Pour les artistes québécois, percer le marché français représente un défi de taille. Les méthodes pour tirer son épingle du jeu de l’autre côté de l’Atlantique divergent d’un artiste à l’autre, selon le style musical et le type de résultat escompté. Nous vous proposons une incursion dans les coulisses des stratégies d’exportation de certains membres SOCAN qui tentent de se faire une place durable dans l’Hexagone.
Klô Pelgag : Regagner le cœur des Français, un album à la fois

Jean-François Guindon, Les Productions Subites
Pour l’agent de Klô Pelgag, Jean-François Guindon, le développement artistique outre-Atlantique passe par la création d’un solide réseau professionnel. L’expérience de Klô illustre à la fois les potentialités et les difficultés d’une carrière binationale. Ce sont les vitrines, notamment celle de RIDEAU, qui ont suscité l’intérêt de producteurs français pour le travail de l’autrice-compositrice-interprète au tout début. « L’équipe française Zamora, a vu Klô à RIDEAU et a décidé de s’investir, explique Jean-François Guindon. Ça a joué un rôle clé pour assurer le booking en France. » Cette connexion locale, essentielle pour bâtir une présence outre-Atlantique, constitue souvent un défi logistique et financier pour les artistes québécois.
Cependant, les vitrines seules ne suffisent pas : « Aller faire une vitrine sans une équipe sur place, c’est comme semer sans terre. Il faut des gens qui assurent le relais, qui maintiennent une présence constante », ajoute-t-il. Pour Klô Pelgag, les premières tournées en France, dès 2014, étaient des étapes nécessaires, mais exigeantes. « On faisait deux à trois voyages par an, souvent en déficit, car les coûts explosent, surtout avec un groupe aussi nombreux que le sien. » Malgré l’appui de Musicaction et de la SODEC, le financement reste précaire, car les coûts ont explosé depuis la pandémie
L’absence physique d’un artiste sur le territoire français complique aussi les choses. Jean-François Guindon remarque qu’une présence prolongée en Europe aurait pu accélérer le développement de Klô : « Si elle avait pu habiter là-bas six mois ou un an, son impact aurait été encore plus grand. »
Malgré les succès, comme des salles pleines à Paris et dans le nord de la France, chaque nouvelle étape demande un recommencement. « Rien n’est jamais acquis. Avec les récents albums, on cherche à s’inscrire dans des réseaux de musique actuelle, mais cela implique d’éduquer les programmateurs et de réapprendre les codes. » L’évolution musicale de Klô Pelgag, autrefois associée à la chanson, illustre cette tension entre passé et renouveau : « On veut des salles debout, plus d’énergie live, mais cela nous pousse à réorienter notre stratégie et à courtiser un nouveau public. »

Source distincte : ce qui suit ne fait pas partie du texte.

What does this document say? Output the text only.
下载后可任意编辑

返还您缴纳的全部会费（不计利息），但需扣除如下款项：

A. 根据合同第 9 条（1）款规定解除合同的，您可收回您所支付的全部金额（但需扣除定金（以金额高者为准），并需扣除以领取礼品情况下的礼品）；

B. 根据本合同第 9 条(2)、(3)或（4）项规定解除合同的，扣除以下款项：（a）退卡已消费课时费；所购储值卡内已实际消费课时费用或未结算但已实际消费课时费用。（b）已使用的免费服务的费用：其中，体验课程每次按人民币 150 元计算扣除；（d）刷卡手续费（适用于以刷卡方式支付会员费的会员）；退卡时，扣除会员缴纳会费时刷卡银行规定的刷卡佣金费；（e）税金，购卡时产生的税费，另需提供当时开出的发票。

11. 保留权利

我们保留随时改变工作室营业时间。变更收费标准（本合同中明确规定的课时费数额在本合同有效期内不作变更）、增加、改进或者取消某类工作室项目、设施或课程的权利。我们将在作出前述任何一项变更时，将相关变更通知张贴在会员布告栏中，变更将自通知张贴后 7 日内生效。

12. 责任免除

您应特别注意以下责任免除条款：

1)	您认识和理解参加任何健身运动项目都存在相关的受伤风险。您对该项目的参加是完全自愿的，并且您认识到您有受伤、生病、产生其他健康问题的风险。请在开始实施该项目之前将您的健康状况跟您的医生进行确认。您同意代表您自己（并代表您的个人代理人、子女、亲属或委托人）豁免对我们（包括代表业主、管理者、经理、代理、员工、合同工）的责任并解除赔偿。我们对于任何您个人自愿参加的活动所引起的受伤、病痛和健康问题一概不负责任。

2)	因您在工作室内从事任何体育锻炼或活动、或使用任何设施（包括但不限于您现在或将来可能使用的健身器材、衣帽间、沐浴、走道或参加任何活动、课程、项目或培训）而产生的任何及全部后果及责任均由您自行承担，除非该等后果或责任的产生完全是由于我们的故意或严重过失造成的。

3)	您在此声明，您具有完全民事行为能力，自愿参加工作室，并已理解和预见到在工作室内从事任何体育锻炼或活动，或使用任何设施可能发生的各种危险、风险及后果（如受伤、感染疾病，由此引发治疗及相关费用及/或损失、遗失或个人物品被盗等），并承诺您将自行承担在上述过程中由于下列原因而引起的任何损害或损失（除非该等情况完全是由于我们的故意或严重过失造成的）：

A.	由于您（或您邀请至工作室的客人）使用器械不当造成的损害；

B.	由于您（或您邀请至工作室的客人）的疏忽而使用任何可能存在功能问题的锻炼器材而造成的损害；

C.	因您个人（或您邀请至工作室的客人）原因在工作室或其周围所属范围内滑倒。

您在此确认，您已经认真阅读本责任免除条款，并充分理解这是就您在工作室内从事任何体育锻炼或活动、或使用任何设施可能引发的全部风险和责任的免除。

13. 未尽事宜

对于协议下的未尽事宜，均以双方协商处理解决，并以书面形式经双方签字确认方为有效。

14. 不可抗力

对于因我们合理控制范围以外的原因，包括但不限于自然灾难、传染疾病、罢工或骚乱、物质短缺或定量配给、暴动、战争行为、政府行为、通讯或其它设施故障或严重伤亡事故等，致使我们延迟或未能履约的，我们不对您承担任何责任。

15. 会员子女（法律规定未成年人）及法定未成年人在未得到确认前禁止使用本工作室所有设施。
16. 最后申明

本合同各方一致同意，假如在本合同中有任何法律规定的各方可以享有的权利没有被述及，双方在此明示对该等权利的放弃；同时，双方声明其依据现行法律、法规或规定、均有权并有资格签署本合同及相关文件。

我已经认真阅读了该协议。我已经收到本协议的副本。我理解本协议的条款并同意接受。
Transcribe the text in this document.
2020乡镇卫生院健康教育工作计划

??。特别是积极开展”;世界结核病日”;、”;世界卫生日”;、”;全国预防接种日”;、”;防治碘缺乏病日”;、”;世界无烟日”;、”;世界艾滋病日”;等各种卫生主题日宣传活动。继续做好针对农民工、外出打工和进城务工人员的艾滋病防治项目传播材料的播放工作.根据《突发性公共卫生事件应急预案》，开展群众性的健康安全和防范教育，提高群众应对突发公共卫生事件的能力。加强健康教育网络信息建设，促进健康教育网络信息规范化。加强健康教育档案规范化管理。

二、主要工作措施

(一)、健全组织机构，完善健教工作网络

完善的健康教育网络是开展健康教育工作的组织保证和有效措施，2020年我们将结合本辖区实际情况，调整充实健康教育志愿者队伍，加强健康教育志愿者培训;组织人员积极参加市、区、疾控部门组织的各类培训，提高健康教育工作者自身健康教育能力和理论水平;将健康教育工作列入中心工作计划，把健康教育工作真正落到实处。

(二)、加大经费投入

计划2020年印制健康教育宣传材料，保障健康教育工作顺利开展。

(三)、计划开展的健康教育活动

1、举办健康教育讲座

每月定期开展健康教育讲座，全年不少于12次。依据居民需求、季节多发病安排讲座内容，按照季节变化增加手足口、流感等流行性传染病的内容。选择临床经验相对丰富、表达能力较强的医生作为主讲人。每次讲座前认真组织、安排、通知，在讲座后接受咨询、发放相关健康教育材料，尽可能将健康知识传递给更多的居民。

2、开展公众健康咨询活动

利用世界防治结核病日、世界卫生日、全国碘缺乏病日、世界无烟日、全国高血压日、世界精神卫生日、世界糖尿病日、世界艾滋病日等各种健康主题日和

Le dilemme financier reste au cœur des interrogations : est-ce que cela en vaut la peine ? « Pour Klô, qui a des publics fidèles des deux côtés de l’Atlantique, c’est un pari qui peut valoir le coup. » Toutefois, il souligne que ce succès dépend de la capacité des artistes à s’adapter et à prendre des risques. « Plus on prend de risques, plus on a de chances que ça marche. »
Il souligne néanmoins les disparités entre les écosystèmes québécois et français. « En France, les artistes locaux dominent les plateformes de streaming, alors qu’ici, ce sont souvent des artistes internationaux. Pousser un Québécois en France exige de comprendre leurs codes, de maîtriser leurs réseaux sociaux et de convaincre un public habitué à consommer local. »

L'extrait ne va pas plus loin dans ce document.